From a technical perspective, an intraday failure near the 143.00 round-figure mark validates last week's breakdown below the 61.8% Fibonacci retracement level of April-May move higher. Adding to this, oscillators on the daily chart have been gaining negative traction and suggest that the path of least resistance for the USD/JPY pair remains to the downside. Some follow-through selling below the 142.00 mark will reaffirm the bearish outlook and drag spot prices below the 141.55 intermediate support, towards the 141.00 round figure. The subsequent downfall would expose the year-to-date low, or levels below the 140.00 psychological mark touched on April 22.
On the flip side, the Asian session peak, around the 143.10 area, now seems to act as an immediate hurdle, above which a bout of a short-covering move could lift the USD/JPY pair to the 143.65 region en route to the 144.00 round figure. The latter should act as a strong barrier, which, if cleared, could pave the way for a further recovery. However, the move higher might still be seen as a selling opportunity near the 144.80 zone and remain capped near the 145.00 psychological mark.
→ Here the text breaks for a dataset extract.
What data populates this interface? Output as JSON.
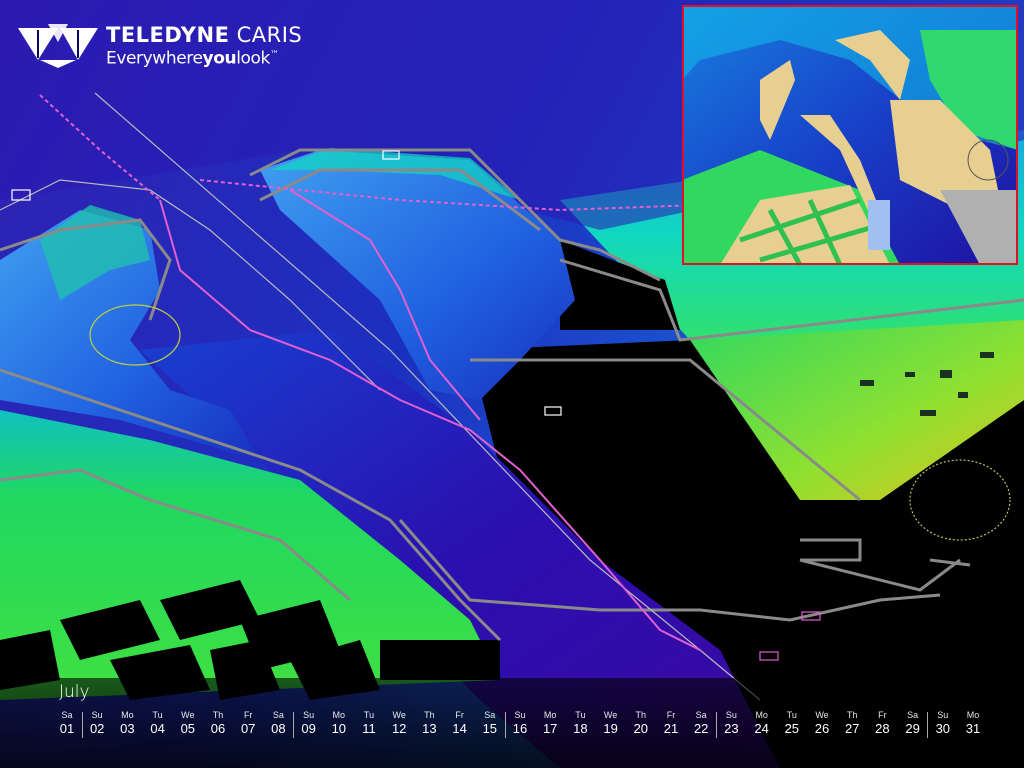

The Japanese Yen (JPY) is one of the world’s most traded currencies. Its value is broadly determined by the performance of the Japanese economy, but more specifically by the Bank of Japan’s policy, the differential between Japanese and US bond yields, or risk sentiment among traders, among other factors.
One of the Bank of Japan’s mandates is currency control, so its moves are key for the Yen. The BoJ has directly intervened in currency markets sometimes, generally to lower the value of the Yen, although it refrains from doing it often due to political concerns of its main trading partners. The BoJ ultra-loose monetary policy between 2013 and 2024 caused the Yen to depreciate against its main currency peers due to an increasing policy divergence between the Bank of Japan and other main central banks. More recently, the gradually unwinding of this ultra-loose policy has given some support to the Yen.
Over the last decade, the BoJ’s stance of sticking to ultra-loose monetary policy has led to a widening policy divergence with other central banks, particularly with the US Federal Reserve. This supported a widening of the differential between the 10-year US and Japanese bonds, which favored the US Dollar against the Japanese Yen. The BoJ decision in 2024 to gradually abandon the ultra-loose policy, coupled with interest-rate cuts in other major central banks, is narrowing this differential.
The Japanese Yen is often seen as a safe-haven investment. This means that in times of market stress, investors are more likely to put their money in the Japanese currency due to its supposed reliability and stability. Turbulent times are likely to strengthen the Yen’s value against other currencies seen as more risky to invest in.